Após o episódio de injúria racial do dia 14 de janeiro, no qual a turista argentina Agostina Páez cometeu atos racistas, xingou e imitou macacos para garçons em um bar de Ipanema, Zona Sul do Rio de Janeiro, os jornais, portais de notícias e programas de televisão da Argentina começaram a repercutir o caso. O destaque maior nos veículos de imprensa argentinos aconteceu após a permanência de Agostina, e o apelo que ela gravou nas redes sociais relatando o que aconteceu e pedindo ajuda só seu país.
No dia 6, Agostina foi indiciada por injúria racial e presa pela Polícia Civil em Vargem Pequena, na Zona Sudoeste. Horas depois, a justiça mandou soltá-la, mas a advogada a influenciadora, continua cumprindo a prisão com o uso de tornozeleira eletrônica.
A cobertura do caso da influenciadora ganhou destaque em veículos impressos, telejornais e debates, tratando o caso como um alerta direto a argentinos que planejam viajar ao Brasil. Além disso, os jornais começaram a detalhar mas o que diz a lei brasileira que o crime de injúria racial é inafiançável e prevê pena de 2 a 5 anos de prisão.
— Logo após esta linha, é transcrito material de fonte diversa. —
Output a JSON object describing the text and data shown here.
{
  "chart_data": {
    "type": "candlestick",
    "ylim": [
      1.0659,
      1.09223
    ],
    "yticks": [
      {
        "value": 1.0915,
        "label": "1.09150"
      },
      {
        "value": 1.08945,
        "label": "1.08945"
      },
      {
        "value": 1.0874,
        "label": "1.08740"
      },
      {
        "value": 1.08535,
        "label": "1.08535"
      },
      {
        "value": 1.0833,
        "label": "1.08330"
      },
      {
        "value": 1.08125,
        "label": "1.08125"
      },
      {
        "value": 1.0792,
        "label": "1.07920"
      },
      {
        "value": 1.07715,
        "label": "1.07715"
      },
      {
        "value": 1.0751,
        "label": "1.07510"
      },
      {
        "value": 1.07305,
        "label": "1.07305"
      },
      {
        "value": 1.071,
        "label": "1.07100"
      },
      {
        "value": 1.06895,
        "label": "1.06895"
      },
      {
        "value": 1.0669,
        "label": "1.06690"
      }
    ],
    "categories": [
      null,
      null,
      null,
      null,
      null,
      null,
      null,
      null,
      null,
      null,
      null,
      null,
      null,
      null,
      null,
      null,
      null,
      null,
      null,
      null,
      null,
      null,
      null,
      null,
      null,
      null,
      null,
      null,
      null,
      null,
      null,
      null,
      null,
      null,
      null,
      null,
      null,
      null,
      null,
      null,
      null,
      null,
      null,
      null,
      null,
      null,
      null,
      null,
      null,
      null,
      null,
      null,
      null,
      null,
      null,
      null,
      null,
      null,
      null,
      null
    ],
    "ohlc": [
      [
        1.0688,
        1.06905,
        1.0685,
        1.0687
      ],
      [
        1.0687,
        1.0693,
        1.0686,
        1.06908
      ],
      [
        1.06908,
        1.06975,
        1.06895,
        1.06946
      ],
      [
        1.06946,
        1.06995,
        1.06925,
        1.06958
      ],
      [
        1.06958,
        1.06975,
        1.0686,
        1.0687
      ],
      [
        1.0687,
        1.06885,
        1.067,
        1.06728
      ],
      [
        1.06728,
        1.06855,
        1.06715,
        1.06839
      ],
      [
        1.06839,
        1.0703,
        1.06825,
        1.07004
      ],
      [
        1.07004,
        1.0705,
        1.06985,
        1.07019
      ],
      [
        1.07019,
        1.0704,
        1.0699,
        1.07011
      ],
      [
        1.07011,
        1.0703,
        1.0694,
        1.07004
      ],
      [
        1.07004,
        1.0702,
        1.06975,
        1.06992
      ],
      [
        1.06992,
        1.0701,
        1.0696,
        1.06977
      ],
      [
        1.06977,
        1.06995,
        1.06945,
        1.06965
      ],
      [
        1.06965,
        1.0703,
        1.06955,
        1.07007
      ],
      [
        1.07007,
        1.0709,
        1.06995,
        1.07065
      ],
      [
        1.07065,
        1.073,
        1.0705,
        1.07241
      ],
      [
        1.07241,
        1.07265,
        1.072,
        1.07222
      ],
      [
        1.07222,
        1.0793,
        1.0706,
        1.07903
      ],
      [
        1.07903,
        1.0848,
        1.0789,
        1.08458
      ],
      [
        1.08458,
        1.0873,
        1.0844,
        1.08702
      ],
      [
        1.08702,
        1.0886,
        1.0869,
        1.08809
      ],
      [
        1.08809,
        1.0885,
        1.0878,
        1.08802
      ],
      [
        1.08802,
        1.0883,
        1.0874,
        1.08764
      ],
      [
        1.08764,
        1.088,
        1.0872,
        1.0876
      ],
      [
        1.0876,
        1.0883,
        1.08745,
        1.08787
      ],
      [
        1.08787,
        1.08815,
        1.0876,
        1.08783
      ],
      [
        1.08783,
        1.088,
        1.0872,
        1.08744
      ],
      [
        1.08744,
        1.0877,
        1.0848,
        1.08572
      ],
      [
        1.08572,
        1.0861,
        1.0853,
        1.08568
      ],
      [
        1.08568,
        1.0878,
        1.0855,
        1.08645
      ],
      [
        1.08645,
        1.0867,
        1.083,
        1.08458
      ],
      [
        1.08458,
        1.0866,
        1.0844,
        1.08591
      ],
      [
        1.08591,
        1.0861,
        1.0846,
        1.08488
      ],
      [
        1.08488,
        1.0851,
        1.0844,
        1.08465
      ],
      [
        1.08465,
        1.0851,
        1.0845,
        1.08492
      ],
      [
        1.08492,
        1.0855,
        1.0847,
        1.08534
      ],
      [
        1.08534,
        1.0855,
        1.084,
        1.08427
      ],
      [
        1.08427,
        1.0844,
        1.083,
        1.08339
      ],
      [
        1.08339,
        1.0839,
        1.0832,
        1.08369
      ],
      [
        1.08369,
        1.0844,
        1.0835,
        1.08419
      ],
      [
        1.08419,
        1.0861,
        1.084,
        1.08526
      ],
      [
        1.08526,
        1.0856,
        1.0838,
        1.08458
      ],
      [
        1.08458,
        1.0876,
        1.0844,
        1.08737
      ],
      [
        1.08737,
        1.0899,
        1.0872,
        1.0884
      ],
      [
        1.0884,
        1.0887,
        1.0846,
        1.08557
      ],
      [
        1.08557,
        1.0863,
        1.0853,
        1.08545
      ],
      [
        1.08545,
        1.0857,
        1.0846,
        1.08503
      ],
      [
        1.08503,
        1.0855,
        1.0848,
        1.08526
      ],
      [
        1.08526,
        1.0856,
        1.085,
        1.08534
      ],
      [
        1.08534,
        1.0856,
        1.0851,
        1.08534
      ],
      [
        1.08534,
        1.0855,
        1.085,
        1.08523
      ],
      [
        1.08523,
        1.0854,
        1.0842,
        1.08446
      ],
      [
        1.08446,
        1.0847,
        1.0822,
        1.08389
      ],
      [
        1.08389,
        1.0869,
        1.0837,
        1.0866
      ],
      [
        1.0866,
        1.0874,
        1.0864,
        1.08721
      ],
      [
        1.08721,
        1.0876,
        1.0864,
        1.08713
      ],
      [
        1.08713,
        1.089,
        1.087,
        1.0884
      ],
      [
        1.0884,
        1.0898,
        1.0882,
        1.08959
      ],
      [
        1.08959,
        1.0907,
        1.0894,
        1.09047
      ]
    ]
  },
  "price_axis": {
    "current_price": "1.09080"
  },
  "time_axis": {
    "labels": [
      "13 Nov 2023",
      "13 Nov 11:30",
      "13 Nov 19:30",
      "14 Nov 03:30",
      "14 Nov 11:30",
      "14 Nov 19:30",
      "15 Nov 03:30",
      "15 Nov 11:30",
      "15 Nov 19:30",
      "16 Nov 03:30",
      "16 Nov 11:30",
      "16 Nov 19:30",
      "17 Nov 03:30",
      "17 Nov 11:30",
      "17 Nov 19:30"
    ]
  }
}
No entanto, veículos menores publicaram um “manual” ou guia de comportamento para argentinos que planejam visitar o Brasil listando palavras, expressões e atitudes que podem configurar crime no Brasil. A reportagem do jornal La Nacion tem a fala de uma advogada explicando as leis brasileiras e também os motivos de tanta repercussão no Brasil de um caso que não geraria prisão na Argentina.
As reportagens explicam que ações como essas podem resultar em prisão em flagrante, apreensão de passaporte, uso de tornozeleira eletrônica e processo judicial, mesmo quando são cometidas por estrangeiros. A especialista consultada deixa claro que a prisão não foi pela nacionalidade da influenciadora e sim porque a questão é crime no Brasil.
Alguns jornais argentinos explicaram que as reportagens são direcionadas para orientar turistas e evitar problemas legais durante viagens ao Brasil. Mas, em nenhum momento, os veículos jornalísticos identificam que há racismo na ação de Agostina. Mesmo o caso de Agostina Páes sendo citado como exemplo das consequências práticas de uma conduta racista, as reportagens e colunas não questionam se há um problema com o cidadão argentino que se comporta de forma racista em outro país.